I shrugged. “I don’t know, but how can you? Isn’t it, like, against the law or something for you to work in a bar while you’re pregnant?”
“No.”
I looked down at her still-flat stomach. “What about your school? Didn’t your semester just start?”
She rolled her eyes, shoving me out of the way. “Be a good boy and get back to your work, so that I can get back to mine.”
Fat fucking chance of that happening. Now that Tabitha—my Tabby—was pregnant, I wouldn’t be able to work another minute.
Not until I knew she was taken care of.
I followed her through the small kitchen, where Sydney fiddled with the knobs on the stove, readying for the day. Out in the bar area, another one of our bartenders, Mickey, appeared to be finishing up their station.
Tabitha had come in early to do inventory. Sunday mornings were the time when both of us prepared for the upcoming week. I completed reports and paperwork, while Tabby made orders of anything we needed. She also handled all the training of staff,and I hired and fired based on her recommendations. Hell, I didn’t make any changes without running it by her first.
I trusted her implicitly with my bar—my baby.
And now, she was having a real-life human baby, and everything felt upside down.
I glared at her as she unlocked the front door, ignoring me. She didn’t need me breathing down her back, but what the hell else was I supposed to do? My most important employee was pregnant.
I knew I’d lose her eventually since she had been slowly working toward her degree for the past few years, but I didn’t think I’d lose her to someone else. A crying, wailing someone else.

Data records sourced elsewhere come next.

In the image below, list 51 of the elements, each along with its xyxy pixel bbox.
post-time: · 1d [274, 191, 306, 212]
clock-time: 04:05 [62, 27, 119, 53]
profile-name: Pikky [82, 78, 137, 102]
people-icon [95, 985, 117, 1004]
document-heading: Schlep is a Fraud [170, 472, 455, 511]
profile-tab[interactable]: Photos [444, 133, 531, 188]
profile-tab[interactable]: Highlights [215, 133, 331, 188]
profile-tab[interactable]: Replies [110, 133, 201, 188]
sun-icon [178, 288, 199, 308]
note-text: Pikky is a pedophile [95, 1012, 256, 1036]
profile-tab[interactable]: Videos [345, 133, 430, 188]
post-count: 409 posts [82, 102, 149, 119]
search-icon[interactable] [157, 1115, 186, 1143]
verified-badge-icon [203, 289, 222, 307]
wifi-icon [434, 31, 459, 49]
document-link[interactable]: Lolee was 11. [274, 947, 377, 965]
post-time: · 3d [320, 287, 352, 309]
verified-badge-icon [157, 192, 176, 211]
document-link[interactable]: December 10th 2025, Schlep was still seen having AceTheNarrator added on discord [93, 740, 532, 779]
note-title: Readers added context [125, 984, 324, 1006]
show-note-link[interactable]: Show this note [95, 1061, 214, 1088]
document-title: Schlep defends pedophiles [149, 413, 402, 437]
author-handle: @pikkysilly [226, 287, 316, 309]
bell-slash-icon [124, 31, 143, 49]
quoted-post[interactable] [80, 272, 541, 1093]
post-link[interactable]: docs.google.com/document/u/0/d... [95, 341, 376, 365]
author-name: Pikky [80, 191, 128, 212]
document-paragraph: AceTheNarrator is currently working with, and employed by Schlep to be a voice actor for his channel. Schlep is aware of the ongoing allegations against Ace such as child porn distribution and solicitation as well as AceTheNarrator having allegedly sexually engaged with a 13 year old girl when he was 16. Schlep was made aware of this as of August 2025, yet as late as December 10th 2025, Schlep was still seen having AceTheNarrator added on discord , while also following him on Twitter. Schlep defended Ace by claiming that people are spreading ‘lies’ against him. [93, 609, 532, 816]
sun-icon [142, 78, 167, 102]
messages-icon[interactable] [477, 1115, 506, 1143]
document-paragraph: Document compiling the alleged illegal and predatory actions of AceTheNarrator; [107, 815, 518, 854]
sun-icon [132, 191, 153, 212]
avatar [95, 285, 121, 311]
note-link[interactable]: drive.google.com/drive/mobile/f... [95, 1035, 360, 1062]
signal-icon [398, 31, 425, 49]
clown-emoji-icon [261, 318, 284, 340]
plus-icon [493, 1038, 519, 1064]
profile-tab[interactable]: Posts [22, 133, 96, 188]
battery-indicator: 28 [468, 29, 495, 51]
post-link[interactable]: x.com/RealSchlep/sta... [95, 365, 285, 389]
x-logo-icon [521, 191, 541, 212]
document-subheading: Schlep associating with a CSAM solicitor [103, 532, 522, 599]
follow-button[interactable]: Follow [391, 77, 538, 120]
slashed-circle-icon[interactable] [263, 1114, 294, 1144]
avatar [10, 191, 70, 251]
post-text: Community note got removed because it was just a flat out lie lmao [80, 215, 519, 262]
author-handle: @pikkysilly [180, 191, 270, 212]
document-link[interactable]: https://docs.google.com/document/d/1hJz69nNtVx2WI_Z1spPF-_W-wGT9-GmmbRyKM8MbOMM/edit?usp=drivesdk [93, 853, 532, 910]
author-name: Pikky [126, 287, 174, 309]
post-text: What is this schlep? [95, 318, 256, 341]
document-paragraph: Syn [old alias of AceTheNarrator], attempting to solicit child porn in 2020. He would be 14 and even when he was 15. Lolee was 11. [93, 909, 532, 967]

A crying, wailing someone else spawned by a man who wore wrinkled khakis and had once brought a carnation into the bar for her. A goddamn carnation!
A fucking toolbag she’d once described to me as nice.
Nice.
Ha.
Tabitha didn’t need nice.
She needed extraordinary. Because she was extraordinary, and I hadn’t even been graced with the opportunity to see all of her puzzle pieces. I had the outline completed, most of the inside put together, but some of those unusual shapes hadn’t quite fit yet.
And it pissed me off that I’d lost the chance to find how the edges connected. With a growl, I marched back into the office for my coat, keys, and water bottle then tapped out a message to my friends to find out where they were. Once a month, they all got together at this terrifying jungle-gym-type place so their kids could play, and when they confirmed that they were indeed there, I told them I was on my way.
I stomped back out to the bar, where our Sunday regulars lounged. I barely acknowledged their greetings, too intent on the unsmiling woman behind the bar who’d turned me inside out with only a few words. I slapped my water bottle on the bar top in front of her. “Drink this, and you’re done at five.”
“What? I?—”
“I’m calling Juanita to cover for you. She needs the hours anyway.” We closed early, at ten, on Sunday nights, and Tabitha usually worked twelve hours. She wouldn’t be today.
Or any other day, in fact.
Winter was a slow time of year, especially January. Coming off the holidays, everyone tended to hunker down, and I wasn’t about to have my all-star on her feet when she didn’t need to be. She’d fight me tooth and nail.
Before she could bitch at me about it, I aimed my index finger at her. “If you’re still here when I come back, so help me God, I’ll hold your paycheck.”
“Don’t be an asshole.”
“I will if you make me.” Then I whirled around, Imagination Station and Play Center my destination.
I pulled into the lot about fifteen minutes later, parking haphazardly and tumbling out of my car like my legs didn’t work anymore. Flinging open the door, I spotted my friends immediately. The three of them huddled in their usual spot, on a bench along the wall, in front of what was supposed to be a fake doctor’s office. I charged at them. “Tabby’s pregnant.”
Jude, who I’d known since high school, squinted at me. “Are you drunk right now?”
“No, man. I’m completely sober, but I feel like I’m losing my mind.”